Genre : Action plateforme

Année de sortie : 1995

Concepteur : Rich Karpp / Mark Lorenzen

Développeur : BlueSky Software

Editeur : Sega

Support : Megadrive

Nombre de joueurs : Solo

Région : PAL

Contexte initial

A l’époque de la Megadrive, Sega of America avait quasiment créé un marché parallèle à celui de Sega Japon. Vectorman est un de ces jeux développés par la boite au hérisson punk pour et par des occidentaux.

Distribué sous nos latitudes en 95, Vectorman jouit aujourd’hui encore d’une certaine renommée notamment grâce à sa présence systématique dans les diverses compilations du type « Sega Megadrive collection ». A l’époque de sa sortie, sans jamais y avoir touché, je peux me rappeler la campagne de communication dans les magazines.

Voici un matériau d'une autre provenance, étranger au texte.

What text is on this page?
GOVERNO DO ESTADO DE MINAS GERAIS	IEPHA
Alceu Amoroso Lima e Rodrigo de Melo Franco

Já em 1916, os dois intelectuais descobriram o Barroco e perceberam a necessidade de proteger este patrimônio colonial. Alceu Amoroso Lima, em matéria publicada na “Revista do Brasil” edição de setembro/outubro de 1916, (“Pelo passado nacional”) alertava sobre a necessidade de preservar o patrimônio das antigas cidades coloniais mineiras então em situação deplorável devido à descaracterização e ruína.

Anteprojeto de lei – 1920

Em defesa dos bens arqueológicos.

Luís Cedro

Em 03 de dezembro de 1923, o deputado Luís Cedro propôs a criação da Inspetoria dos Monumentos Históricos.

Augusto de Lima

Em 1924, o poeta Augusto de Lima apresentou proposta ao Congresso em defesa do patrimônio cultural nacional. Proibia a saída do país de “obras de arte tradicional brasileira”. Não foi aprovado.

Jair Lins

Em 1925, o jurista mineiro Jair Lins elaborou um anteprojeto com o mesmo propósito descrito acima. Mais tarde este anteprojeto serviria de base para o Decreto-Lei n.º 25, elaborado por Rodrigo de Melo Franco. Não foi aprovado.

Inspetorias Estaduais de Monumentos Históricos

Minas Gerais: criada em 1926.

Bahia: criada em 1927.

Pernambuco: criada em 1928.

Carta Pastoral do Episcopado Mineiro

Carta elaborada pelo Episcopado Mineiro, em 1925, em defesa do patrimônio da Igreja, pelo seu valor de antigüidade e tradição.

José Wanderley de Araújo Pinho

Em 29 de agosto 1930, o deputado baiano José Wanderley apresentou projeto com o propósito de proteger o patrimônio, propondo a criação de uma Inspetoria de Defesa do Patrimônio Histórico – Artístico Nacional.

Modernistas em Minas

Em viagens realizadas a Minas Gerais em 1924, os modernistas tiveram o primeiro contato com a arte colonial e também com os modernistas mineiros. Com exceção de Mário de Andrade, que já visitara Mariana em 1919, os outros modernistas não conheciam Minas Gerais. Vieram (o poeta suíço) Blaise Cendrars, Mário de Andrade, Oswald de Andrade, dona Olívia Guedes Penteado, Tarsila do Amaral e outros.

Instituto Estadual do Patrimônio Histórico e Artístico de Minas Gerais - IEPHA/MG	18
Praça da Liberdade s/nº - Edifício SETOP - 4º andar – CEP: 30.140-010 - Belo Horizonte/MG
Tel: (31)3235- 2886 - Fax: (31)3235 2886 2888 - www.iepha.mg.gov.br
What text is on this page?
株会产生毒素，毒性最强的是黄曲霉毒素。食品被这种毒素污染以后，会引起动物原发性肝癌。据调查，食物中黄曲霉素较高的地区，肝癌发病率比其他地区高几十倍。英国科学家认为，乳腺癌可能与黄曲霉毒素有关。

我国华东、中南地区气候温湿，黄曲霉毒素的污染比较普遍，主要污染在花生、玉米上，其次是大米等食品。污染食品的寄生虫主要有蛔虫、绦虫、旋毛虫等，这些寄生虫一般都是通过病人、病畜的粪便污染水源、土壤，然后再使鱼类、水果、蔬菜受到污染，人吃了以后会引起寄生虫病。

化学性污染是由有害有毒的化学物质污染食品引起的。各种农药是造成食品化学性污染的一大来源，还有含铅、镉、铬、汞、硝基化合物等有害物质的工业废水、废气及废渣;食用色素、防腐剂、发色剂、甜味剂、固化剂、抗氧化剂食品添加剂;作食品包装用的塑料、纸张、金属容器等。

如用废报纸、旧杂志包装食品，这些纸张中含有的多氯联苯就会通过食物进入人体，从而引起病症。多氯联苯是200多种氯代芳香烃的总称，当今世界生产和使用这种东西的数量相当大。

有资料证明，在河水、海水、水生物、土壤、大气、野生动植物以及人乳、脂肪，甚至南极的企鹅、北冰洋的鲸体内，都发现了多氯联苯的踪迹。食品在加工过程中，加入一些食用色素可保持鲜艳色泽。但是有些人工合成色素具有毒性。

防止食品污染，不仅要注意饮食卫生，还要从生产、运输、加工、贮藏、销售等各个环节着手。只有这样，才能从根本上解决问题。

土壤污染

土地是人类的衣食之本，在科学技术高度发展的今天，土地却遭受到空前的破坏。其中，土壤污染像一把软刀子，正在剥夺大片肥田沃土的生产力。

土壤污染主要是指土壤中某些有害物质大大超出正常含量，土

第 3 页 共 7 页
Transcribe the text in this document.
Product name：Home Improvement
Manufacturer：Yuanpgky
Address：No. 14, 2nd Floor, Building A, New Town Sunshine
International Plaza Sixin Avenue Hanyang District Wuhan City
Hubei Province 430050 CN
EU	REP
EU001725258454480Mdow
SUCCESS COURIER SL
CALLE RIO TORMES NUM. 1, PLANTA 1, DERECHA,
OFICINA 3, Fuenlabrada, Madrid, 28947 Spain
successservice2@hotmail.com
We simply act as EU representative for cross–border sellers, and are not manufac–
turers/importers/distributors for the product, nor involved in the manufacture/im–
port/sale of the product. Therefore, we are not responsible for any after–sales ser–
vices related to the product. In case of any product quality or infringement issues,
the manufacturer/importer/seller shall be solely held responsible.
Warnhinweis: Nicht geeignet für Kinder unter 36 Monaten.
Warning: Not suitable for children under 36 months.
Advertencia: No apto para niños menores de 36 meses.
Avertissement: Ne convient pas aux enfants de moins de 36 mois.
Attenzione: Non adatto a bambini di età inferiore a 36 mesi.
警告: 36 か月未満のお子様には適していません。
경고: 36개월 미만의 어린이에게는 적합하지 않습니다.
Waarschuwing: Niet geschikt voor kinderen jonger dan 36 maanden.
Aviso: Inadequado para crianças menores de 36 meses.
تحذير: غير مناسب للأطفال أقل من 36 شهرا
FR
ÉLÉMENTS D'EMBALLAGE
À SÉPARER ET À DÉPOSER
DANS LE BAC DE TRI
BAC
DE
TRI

Le jeu était présenté comme révolutionnaire avec des graphismes époustouflants. Basé sur une technologie autre que les sprites 2D, le robot (ou « orbot » dans le jeu) que vous incarnez est en effet composé de divers éléments 3D numérisés animés indépendamment. En gros, c’est comme Rayman sur PS1 avec ses pieds et jambes flottants dans les airs. Mais sur Megadrive à l’époque, c’était la claque !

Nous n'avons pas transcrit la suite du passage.